3DPRINTUK 3d printingAnd there will surely be others I have missed. In addition to this growing network of fabrication laboratories there have been an ever increasing range of 3D printing service bureaus emerging that swell the numbers of the original model shops and RP bureaus that were early adopters of the technologies through the nineties and noughties. 3DPRINTUK has achieved acclaim via its quality of service provision high grade professional printers such as their EOS P100 ― plus interviews in the British national press. Another service provider to achieve accolade is Digits2Widgets, which was established back in 2008 by dentist and entrepreneur, Andrew Dawood. The London-based company recently moved to a larger studio, in Camden.

Other examples of professional level printing service provision include 3D Creation Lab with their state-of-the-art Stratasys Objet Connex 260 multi-colour Polyjet printer. 3TRPD can boast a breadth and depth of output capacity with their industrial standard plastic sintering EOS EOSINT P365, P396, P730 and P760 and metal sintering from their EOSINT M270 and M280 that is almost unrivalled in the country. That’s some serious kit. Ogle Models & Prototypes is another well established service bureaux, along with IPF, CA Models and MNL who all offer broadening portfolios of platforms and years of expertise. Shropshire is home to 3D Alchemy, which offers a range of 3D printing technologies described as: “Fused Deposition Modelling for our ‘strong and durable‘ 3D printing service, Polyjet for our ‘fine detail‘ service, Z-Corp for our ‘full colour‘ 3D printing service and DMLS for 3D printing in Metals.“ The list goes on, with industrial grade printing appearing in more and more locations.

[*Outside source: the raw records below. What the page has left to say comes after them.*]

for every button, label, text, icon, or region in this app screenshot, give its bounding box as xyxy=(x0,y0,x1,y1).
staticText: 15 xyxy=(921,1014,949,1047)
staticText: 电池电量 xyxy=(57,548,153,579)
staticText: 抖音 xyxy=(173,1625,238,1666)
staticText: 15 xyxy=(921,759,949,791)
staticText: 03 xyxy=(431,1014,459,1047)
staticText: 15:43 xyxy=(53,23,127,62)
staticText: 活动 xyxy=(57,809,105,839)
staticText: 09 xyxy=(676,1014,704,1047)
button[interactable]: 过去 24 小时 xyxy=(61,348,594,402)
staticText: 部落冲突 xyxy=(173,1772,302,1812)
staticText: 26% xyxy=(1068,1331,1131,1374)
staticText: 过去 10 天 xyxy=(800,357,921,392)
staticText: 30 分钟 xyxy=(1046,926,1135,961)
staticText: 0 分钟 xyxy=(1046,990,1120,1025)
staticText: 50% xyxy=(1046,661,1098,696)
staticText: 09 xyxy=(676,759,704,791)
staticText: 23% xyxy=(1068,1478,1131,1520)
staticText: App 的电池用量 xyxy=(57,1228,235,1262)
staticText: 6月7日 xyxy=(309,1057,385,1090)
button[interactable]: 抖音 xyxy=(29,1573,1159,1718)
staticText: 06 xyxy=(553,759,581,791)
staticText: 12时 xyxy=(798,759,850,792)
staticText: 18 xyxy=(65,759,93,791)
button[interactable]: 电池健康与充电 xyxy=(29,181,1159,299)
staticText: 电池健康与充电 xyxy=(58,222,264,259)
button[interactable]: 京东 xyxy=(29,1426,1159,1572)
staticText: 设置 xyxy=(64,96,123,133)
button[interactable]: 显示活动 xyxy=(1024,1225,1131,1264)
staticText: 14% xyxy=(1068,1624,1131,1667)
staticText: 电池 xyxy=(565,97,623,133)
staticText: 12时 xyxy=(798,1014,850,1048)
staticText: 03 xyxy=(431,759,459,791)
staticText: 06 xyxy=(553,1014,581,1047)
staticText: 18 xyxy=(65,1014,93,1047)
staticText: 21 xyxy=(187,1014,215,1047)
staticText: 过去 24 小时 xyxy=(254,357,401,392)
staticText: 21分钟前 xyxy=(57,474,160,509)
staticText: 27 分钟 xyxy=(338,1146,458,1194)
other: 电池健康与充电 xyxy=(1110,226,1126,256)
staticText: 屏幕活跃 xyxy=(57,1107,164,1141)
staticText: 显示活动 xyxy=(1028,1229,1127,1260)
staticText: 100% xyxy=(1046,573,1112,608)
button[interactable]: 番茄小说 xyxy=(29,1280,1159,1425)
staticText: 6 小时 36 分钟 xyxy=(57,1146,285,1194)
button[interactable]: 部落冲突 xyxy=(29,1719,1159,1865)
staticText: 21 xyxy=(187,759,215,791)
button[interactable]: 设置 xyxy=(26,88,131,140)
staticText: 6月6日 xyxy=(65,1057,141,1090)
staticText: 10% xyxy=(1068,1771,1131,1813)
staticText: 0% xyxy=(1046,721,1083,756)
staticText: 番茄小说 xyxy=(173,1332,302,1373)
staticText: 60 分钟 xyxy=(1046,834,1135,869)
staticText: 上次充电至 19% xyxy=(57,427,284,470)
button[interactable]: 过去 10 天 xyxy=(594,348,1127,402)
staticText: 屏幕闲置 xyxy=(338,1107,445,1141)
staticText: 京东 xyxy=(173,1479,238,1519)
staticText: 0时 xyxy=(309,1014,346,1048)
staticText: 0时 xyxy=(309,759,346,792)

Among all this the young pioneers of 3D printing using prosumer grade printers, entrepreneurs establishing their businesses on the back of the mushrooming prevalence of 3D printers and bottleneck of publicity – here in late 2014 – night start to wonder where market demand begins and profit potential ends. There are a few consultancies in the UK that would be able to offer insight into that question such as Econolyst and CADventure.

This has, needless to say, been an article teeming with articulation of the range of British businesses that are now printing in three dimensions. It only touches the surface. There are many more. For Wesley Nevin and 3D Printman, much of the power of his business pays in the pleasure. He loves 3D printing. He would be 3D printing whether seeking profit from it or not. So he is printing for profit as well as pleasure. And printing with professionalism.

The gap between printing for fun and printing professionally is filled with all manner of altered attitudes and approaches ― service provision starts with the provision of a service: If your desktop 3D printer comes across a technical problem you can’t fix quickly when the deadline for getting a print out to customers; or if that quote for a given volume, material and colour is beaten by rivals that can easily be found elsewhere; or if your payment transaction provider lets you down – and so forth – the clear difference between printing for fun and provision of a service becomes self-evident.

Wesley told me that his large prosumer printer is soon going to be changed for two printers of higher resolution but smaller build area, selling the big Z18 printer and going for 2 smaller better detailed ones that can perform PLA / ABS flexible / dissolvable and NINJA FLEX filaments.”

With his MakerBot Z18 Wesley has been able to start his own small business. Even before the RepRap wave of desktop 3D printers emerged, CNC milling and other digital manufacturing machines have been able to create craftspersons from abecedarian amateurs, and experienced entrepreneurs from budding businesspersons. But now the business potential for a beginner with what, to many, is simply a hobbyist interest is increasingly open: the enterprise potential of the personal production machine.